When a girl has sex for the first time, it hurts. She might even bleed a little. That’s because the hymen, the barrier blocking the vagina, breaks when she has sex. It can be broken earlier by tampons, or horseback riding or biking.
Right?

No. It’s a lie.

IT DOESN’T EXIST.

I hope that this is common knowledge today, but I’ve realized that maybe it isn’t. Time and again, I see books that have scenes with girl losing their virginity, and the hymen almost always features in some way. Pain, blood and so on.

The hymen was “created” as a way to control women’s sexuality. There’s no way to tell if a girl has had penetrative sex or not, just as there’s no way to tell if a guy has. If sex hurts the first time, it’s usually because the girl isn’t wet enough, or because you’re going too fast.

Please, please, don’t spread this lie to people anymore.

More information: In Swedish: Ungdomsmottagningarna, RFSU In English: ScarletTeen, Huffington Post

(Disclaimer: I don’t think I’ll write a lot about sex on this blog, simply because I’m a bit of a prude. But this is important enough that I don’t care about anyone’s sensibilities.)

The glorious diva Patti LuPone in the original Broadway production of Evita. I’d never understood what was so special about her, or even thought she was very talented until I saw this. The amount of things she can put into one tiny flick of her wrist… Astounding.

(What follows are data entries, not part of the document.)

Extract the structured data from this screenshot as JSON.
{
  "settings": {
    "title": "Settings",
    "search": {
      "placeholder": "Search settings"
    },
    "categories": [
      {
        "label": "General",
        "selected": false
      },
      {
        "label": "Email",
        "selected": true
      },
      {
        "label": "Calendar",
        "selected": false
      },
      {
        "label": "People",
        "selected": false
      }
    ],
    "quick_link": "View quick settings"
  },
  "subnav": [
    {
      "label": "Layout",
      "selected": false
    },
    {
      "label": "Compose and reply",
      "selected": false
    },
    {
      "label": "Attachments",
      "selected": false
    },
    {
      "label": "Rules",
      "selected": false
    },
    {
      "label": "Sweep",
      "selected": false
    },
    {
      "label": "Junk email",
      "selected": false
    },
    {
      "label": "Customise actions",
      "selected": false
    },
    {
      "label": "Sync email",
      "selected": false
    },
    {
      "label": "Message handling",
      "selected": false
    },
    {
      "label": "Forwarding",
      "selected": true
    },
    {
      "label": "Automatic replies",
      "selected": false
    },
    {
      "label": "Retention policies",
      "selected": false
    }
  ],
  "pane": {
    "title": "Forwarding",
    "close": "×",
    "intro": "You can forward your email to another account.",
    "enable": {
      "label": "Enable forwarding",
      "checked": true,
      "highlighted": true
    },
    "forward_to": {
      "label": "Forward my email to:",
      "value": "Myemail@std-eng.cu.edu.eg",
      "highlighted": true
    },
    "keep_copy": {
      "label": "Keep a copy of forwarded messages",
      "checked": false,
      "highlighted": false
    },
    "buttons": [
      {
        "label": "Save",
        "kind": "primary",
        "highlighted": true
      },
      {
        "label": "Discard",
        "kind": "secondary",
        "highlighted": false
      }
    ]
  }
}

Evita is a musical I can talk about for hours, but that’ll have to be in a later post.

This blog has existed for around five days or so now.
It’s been fun to write again, since it’s something I don’t get to do a lot anymore, other than in an academic context.

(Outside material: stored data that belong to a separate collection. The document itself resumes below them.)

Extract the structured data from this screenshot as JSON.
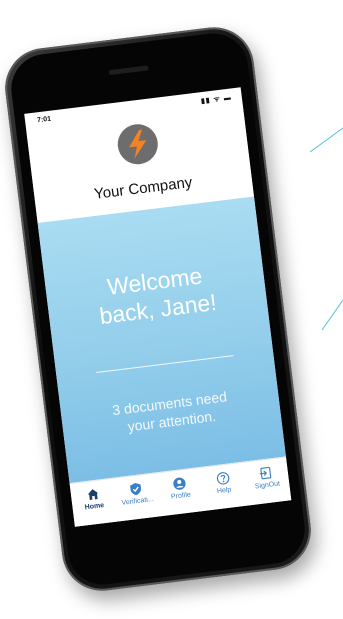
{
  "status_bar": {
    "time": "7:01",
    "indicators": "▮▮ ᯤ ▬"
  },
  "header": {
    "company_name": "Your Company",
    "logo_icon": "lightning-bolt-icon"
  },
  "hero": {
    "welcome_line1": "Welcome",
    "welcome_line2": "back, Jane!",
    "docs_line1": "3 documents need",
    "docs_line2": "your attention."
  },
  "tabbar": {
    "items": [
      {
        "label": "Home",
        "icon": "home-icon",
        "active": true
      },
      {
        "label": "Verificati...",
        "icon": "shield-check-icon"
      },
      {
        "label": "Profile",
        "icon": "user-icon"
      },
      {
        "label": "Help",
        "icon": "help-icon"
      },
      {
        "label": "SignOut",
        "icon": "sign-out-icon"
      }
    ]
  },
  "colors": {
    "accent": "#3b7fc4",
    "active_tab": "#1c3f6e",
    "hero_top": "#a9dcf2",
    "hero_bottom": "#7cbee6",
    "logo_bolt": "#f58220",
    "logo_circle": "#6d6d6f"
  }
}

However, if you allow me to be a bit philosophical: why blog?

It is obviously not only because I like to write, or because I want to document my life; in that case, I could simply have kept a diary.
It’s not really a career thing either, if I’d wanted to write professionally, I’d probably not have started with an obscure blog.
Is it about attention, then? Not purely, I don’t think, because if I just wanted attention, I’d post naked pictures of myself someplace.

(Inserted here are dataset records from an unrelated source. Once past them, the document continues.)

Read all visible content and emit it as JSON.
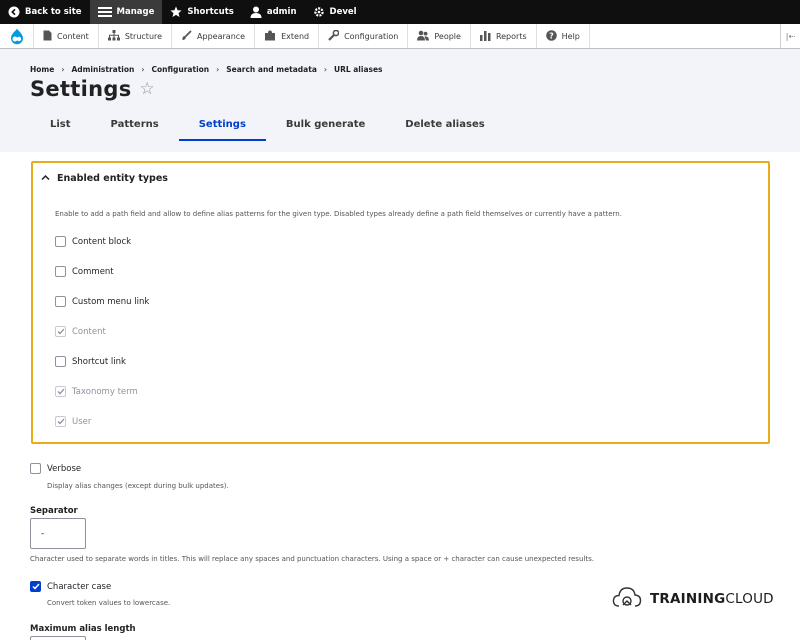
{
  "toolbar": {
    "back": "Back to site",
    "manage": "Manage",
    "shortcuts": "Shortcuts",
    "user": "admin",
    "devel": "Devel"
  },
  "tray": {
    "items": [
      "Content",
      "Structure",
      "Appearance",
      "Extend",
      "Configuration",
      "People",
      "Reports",
      "Help"
    ]
  },
  "breadcrumb": [
    "Home",
    "Administration",
    "Configuration",
    "Search and metadata",
    "URL aliases"
  ],
  "page": {
    "title": "Settings"
  },
  "tabs": [
    "List",
    "Patterns",
    "Settings",
    "Bulk generate",
    "Delete aliases"
  ],
  "active_tab": "Settings",
  "entity_types": {
    "summary": "Enabled entity types",
    "description": "Enable to add a path field and allow to define alias patterns for the given type. Disabled types already define a path field themselves or currently have a pattern.",
    "options": [
      {
        "label": "Content block",
        "checked": false,
        "disabled": false
      },
      {
        "label": "Comment",
        "checked": false,
        "disabled": false
      },
      {
        "label": "Custom menu link",
        "checked": false,
        "disabled": false
      },
      {
        "label": "Content",
        "checked": true,
        "disabled": true
      },
      {
        "label": "Shortcut link",
        "checked": false,
        "disabled": false
      },
      {
        "label": "Taxonomy term",
        "checked": true,
        "disabled": true
      },
      {
        "label": "User",
        "checked": true,
        "disabled": true
      }
    ]
  },
  "verbose": {
    "label": "Verbose",
    "description": "Display alias changes (except during bulk updates).",
    "checked": false
  },
  "separator": {
    "label": "Separator",
    "value": "-",
    "description": "Character used to separate words in titles. This will replace any spaces and punctuation characters. Using a space or + character can cause unexpected results."
  },
  "character_case": {
    "label": "Character case",
    "description": "Convert token values to lowercase.",
    "checked": true
  },
  "max_alias_length": {
    "label": "Maximum alias length"
  },
  "watermark": {
    "bold": "TRAINING",
    "rest": "CLOUD"
  },
  "colors": {
    "accent": "#003ecc",
    "highlight_border": "#e8ac1a",
    "toolbar": "#0f0f0f",
    "header_bg": "#f3f4f9"
  }
}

Recognition? I want someone to recognize that I write, and what I write. Not only out of vainty, I don’t think, but because I think (very modestly…) that maybe I can make someone think, just a little.

And I like the feeling that the words are out there, for anyone to read. Just as it can be a relief to put pen to paper and get thoughts out of your head, knowing that someone can read them and observe them is gratifying.

When you’ve known someone for a long time, after a while we know most of the stories they tell. And in this, I actually mean that in a non-poetic, literal way: the stories tell they at dinner parties, or when mingling or simply when getting to know someone closer.

We all have them, a certain few stories that work well in different contexts.

I usually tell people about the inefficiency in Germany, about when I lived in the US, when we almost got lost in the Turkish countryside…

Some people tell the same stories a lot of times. My dad is one of them, and my mom usually rolls her eyes when he tells a story she’s heard 43 times already. i’m pretty sure I’m gonna be the same when I’m older. If I’m not already.
(Today’s my birthday. I’m 23 years old.)

I have a mentor.

I “got her” through a program called Headstart which is aimed at women at SSE, the Royal Institute of Technology and Karolinska Institutet. A girl I know nominated me for the project, and here I am.

We’ve met around three times now, and we… talk. A lot. For a few hours, about everything and nothing, from things about her career, travels, my schoolwork, families, everything. I’m not sure if that’s exactly how a mentorship is supposed to work, but… It does.

If you think about, it’s so rare that you actually sit down and just talk with someone, without distractions, for hours on end. I love it.
And I can’t be certain, of course, but I’m pretty sure my mentor feels the same way.